Refiguring the Postmaternal Feminist Responses to the Forgetting of Motherhood

Edited By Maria Fannin, Maud Perrier Copyright 2018
    146 Pages
    by Routledge

    146 Pages
    by Routledge

    This book explores the concept of the ‘postmaternal’ as a response to changing cultural, political and economic conditions for motherhood and responds to Julie Stephens’ contention that gender-neutral feminism has led to a forgetting of the maternal within feminist memory. In Confronting Postmaternal Thinking: Feminism, Memory, Care (2011) Stephens identifies a significant cultural anxiety about care-giving, nurturing and human dependency she calls ‘postmaternal’ thinking. Stephens argues that maternal forms of care have been rejected in the public sphere and marginalised to the private domain through an elaborate process of cultural forgetting, in turn contributing to the current dominance of a degendered form of feminism.



    This book argues that refiguring postmaternalism requires opening up the maternal beyond the category of mothers and the nuclear family. The chapters in this edited volume contribute to the field of maternal studies by investigating the connections between maternalism, feminism and neoliberalism through diverse feminist theories, cases and methodologies. We challenge Stephens’ diagnosis of the ‘forgetting’ of certain forms of maternal practices from feminism’s history by highlighting the ongoing contested place of the maternal in feminist scholarship and activism for the last five decades. We argue that the memorializing of the maternal in feminist scholarship needs to reflect its diverse legacies in the analyses of black feminism, socialist feminism and ecofeminism in order to destabilise the association of the maternal with neoliberalism and the depoliticization of feminism. This book was originally published as a special issue of Australian Feminist Studies.

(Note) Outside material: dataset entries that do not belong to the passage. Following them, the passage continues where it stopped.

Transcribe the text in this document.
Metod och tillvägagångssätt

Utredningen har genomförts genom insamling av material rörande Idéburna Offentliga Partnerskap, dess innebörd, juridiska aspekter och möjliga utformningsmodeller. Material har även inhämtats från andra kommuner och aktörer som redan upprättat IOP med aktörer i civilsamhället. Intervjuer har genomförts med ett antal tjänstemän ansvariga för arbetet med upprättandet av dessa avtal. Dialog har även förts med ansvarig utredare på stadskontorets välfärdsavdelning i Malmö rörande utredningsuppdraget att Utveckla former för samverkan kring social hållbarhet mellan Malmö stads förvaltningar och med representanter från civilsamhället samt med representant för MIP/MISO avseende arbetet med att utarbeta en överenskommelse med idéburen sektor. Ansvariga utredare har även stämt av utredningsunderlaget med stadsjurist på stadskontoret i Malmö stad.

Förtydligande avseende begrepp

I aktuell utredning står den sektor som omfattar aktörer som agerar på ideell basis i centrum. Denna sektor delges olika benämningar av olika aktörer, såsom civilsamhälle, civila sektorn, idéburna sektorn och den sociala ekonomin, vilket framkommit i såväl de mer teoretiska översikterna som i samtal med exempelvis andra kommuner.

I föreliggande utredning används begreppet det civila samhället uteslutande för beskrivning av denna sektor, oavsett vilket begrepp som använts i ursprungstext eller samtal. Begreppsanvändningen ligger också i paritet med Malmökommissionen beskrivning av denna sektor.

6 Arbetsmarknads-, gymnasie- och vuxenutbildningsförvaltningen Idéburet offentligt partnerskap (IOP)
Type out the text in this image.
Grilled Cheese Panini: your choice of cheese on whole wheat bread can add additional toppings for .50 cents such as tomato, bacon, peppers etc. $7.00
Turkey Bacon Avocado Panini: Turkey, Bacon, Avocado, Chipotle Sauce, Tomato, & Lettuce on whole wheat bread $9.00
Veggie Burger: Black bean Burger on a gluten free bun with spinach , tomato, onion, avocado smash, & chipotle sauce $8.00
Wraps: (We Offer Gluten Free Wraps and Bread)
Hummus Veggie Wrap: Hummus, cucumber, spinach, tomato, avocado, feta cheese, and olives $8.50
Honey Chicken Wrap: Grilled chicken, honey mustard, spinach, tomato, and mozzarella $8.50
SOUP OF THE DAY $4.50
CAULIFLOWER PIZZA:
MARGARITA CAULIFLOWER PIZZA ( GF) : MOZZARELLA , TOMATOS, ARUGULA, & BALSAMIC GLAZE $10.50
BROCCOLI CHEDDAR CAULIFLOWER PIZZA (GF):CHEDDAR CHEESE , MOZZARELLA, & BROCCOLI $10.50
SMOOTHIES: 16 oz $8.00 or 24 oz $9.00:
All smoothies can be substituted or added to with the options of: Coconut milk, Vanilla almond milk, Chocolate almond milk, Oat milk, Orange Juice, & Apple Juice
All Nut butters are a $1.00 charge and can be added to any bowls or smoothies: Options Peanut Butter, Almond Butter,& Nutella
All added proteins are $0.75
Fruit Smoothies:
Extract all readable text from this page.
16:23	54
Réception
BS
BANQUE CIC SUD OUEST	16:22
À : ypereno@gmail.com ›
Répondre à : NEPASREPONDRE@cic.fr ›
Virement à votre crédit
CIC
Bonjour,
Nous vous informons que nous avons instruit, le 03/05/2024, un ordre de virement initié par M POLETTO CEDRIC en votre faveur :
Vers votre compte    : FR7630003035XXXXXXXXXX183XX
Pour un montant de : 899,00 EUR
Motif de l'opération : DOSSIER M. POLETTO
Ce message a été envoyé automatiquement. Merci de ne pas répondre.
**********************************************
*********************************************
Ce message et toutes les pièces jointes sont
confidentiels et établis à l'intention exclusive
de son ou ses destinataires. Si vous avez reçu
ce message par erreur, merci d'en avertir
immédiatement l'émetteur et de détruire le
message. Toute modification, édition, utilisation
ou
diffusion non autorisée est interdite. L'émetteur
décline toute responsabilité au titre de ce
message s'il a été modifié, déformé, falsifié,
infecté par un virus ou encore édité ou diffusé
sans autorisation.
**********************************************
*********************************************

    Introduction: Refiguring the Postmaternal  1. Postmaternal, Postwork and the Maternal Death Drive  2. The ‘Good’ Attached Mother: An Analysis of Postmaternal and Postracial Thinking in Birth and Breastfeeding Policy in Neoliberal Britain  3. A Vision for Postmaternalism: Institutionalising Fathers’ Engagement with Care  4. Belly Casts and Placenta Pills: Refiguring Postmaternal Entrepreneurialism  5. Embodied Care and Planet Earth: Ecofeminism, Maternalism and Postmaternalism  6. Postmaternal Times and Radical Feminist Thinking  7. Shape-shifting Around the Maternal: A Response

    Biography

    Maria Fannin is Reader in Human Geography in the School of Geographical Sciences at the University of Bristol, UK. Her research focuses on the social and economic dimensions of health, medicine and technology, particularly in relation to reproduction and women’s health. She has conducted research on commercial cord blood banking, conceptualisations of hoarding and exchange in the biological tissue economy, and feminist geographical approaches to a ‘bodily commons’ in a post- genomic age. She is currently researching the multiple forms of value attached to human placental tissue in the biosciences, medicine and alternative health practices. Her work has appeared in Body & Society, Feminist Theory and New Genetics & Society.



    Maud Perrier is Senior Lecturer in Sociology at the University of Bristol, UK. Her research interests include feminist pedagogies, emotions, arts based methodologies, class and contemporary mothering. She is currently investigating women food social entrepreneurs in Sydney, Australia with Elaine Swan. She has published in Sociology, Sociological Review, Sociological Research Online, Continuum: Journal of Media and Cultural Studies, Humanities, Gender and Education and Feminist Formations.